Réaction contre la marginalisation de celui qu'on ne peut pas guérir..
Le mourant est une personne vivante qui éprouve une multiplicité de sentiments qui ne se différencient guère de ceux que toute personne vit en période de crise.
C’est au Canada que le " mouvement " va se poursuivre.
En 1974, un chirurgien du Royal Victoria Hospital à Montréal, hôpital anglophone de réputation internationale, le Dr Balfour Mount, qui connaît par ailleurs fort bien les travaux de E.K.Ross, va passer une année au St Christopher hospice.
En 1975, il fonde le premier service de Soins Palliatifs au Royal Victoria Hospital.
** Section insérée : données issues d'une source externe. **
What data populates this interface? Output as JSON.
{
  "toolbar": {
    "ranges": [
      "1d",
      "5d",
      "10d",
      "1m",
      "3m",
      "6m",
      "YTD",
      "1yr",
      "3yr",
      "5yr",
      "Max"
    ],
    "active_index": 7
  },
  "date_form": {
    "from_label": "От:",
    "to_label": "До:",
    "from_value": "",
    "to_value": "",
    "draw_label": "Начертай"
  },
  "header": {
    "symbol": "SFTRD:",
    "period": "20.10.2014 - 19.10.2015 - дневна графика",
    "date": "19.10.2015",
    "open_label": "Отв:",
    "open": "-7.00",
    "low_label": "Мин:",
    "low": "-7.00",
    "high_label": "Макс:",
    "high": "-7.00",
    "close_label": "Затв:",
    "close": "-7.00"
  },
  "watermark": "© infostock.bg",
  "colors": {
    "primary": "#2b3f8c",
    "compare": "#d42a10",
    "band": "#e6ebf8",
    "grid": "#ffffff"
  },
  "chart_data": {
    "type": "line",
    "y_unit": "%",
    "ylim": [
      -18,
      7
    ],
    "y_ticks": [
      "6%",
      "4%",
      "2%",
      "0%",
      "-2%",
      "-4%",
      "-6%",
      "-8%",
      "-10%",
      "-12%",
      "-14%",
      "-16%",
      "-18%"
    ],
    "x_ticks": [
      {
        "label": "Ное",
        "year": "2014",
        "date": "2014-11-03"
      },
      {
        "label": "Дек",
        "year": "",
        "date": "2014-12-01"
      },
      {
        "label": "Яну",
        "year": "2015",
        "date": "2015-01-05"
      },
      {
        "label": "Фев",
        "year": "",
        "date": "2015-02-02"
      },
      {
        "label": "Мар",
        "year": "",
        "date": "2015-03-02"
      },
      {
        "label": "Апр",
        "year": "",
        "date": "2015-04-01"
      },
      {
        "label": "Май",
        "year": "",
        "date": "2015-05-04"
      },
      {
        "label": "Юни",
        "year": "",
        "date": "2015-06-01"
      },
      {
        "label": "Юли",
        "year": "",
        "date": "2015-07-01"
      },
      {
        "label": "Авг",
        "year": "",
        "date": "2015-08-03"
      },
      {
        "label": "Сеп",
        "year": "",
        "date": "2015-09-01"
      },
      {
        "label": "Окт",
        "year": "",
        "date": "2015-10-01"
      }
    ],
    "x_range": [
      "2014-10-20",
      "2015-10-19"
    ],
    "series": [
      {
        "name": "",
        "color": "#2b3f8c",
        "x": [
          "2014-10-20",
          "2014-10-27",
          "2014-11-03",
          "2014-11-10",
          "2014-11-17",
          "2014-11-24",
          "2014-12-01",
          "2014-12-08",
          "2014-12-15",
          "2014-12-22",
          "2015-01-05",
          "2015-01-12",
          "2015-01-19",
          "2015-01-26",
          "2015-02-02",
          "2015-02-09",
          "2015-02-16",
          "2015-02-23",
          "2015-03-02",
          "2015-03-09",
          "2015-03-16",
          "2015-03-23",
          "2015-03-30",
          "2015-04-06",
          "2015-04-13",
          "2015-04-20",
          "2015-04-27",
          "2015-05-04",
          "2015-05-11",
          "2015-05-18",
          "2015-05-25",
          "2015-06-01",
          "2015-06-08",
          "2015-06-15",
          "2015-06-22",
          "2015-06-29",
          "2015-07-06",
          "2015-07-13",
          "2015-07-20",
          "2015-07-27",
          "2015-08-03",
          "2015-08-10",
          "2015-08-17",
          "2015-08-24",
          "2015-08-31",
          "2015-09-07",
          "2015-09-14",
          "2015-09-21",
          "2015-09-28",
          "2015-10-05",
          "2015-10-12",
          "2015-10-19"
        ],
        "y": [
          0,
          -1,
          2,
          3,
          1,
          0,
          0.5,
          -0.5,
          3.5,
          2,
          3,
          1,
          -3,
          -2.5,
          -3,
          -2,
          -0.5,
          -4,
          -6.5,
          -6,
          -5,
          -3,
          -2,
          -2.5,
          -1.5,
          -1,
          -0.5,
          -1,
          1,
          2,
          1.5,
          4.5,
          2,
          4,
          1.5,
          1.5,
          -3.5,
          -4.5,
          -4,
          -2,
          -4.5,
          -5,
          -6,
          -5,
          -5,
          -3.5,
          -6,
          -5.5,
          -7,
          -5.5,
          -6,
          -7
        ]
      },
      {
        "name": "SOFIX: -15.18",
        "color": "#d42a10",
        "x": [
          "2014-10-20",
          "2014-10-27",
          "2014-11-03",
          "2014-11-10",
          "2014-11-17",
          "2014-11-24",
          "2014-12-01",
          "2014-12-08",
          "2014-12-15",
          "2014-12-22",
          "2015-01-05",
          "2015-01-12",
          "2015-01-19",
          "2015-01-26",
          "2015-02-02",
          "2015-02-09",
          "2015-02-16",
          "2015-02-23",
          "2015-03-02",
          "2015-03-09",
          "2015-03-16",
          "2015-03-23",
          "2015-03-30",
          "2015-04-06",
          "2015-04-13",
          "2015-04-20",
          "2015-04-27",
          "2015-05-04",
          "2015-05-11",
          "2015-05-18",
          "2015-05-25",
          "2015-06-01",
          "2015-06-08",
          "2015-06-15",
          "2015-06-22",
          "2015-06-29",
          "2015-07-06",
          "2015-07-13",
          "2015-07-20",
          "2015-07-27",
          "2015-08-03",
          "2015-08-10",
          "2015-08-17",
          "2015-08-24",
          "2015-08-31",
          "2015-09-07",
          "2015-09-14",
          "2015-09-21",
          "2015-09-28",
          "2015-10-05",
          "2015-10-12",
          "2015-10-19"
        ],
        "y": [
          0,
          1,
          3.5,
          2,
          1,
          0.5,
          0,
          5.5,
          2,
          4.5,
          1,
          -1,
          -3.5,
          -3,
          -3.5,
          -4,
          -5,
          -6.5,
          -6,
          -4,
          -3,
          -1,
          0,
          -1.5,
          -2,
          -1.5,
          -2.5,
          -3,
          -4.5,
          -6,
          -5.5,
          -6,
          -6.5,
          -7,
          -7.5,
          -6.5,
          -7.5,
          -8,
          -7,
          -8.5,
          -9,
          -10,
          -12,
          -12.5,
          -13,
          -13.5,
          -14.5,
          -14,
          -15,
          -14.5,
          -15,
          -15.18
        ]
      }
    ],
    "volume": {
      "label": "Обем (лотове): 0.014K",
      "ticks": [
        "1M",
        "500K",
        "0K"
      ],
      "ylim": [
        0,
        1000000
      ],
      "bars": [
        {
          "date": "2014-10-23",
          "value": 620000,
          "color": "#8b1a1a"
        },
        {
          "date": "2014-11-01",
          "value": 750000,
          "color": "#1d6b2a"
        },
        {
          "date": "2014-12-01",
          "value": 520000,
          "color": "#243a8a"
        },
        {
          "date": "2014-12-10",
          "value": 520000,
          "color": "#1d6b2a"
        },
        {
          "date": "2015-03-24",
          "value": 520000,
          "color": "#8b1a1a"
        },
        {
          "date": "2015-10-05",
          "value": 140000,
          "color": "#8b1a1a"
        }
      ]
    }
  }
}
Ce service comprend quelques lits, des services de soins à domicile et des consultations hospitalières.
Il crèe en même temps le terme de Soins Palliatifs, se démarquant ainsi de celui d’hospice, qui probablement sonne à ses oreilles comme aux nôtres, sinon avec une nuance péjorante ( L'hospice était aussi en France, le lieu où les "vieux" pauvres et abandonnés par leur famille, finissaient leurs jours ), du moins avec une forte connotation caritative et chrétienne.
Du même coup, le concept de Soins Palliatifs intègre l’Hôpital et l’Université, c’est à dire l’ordre médical. Le Professeur Mount est le premier titulaire au monde d’une chaire de Soins Palliatifs.
Le Professeur Mount s’est situé à la convergence des influences de C. Saunders et de E.K.Ross.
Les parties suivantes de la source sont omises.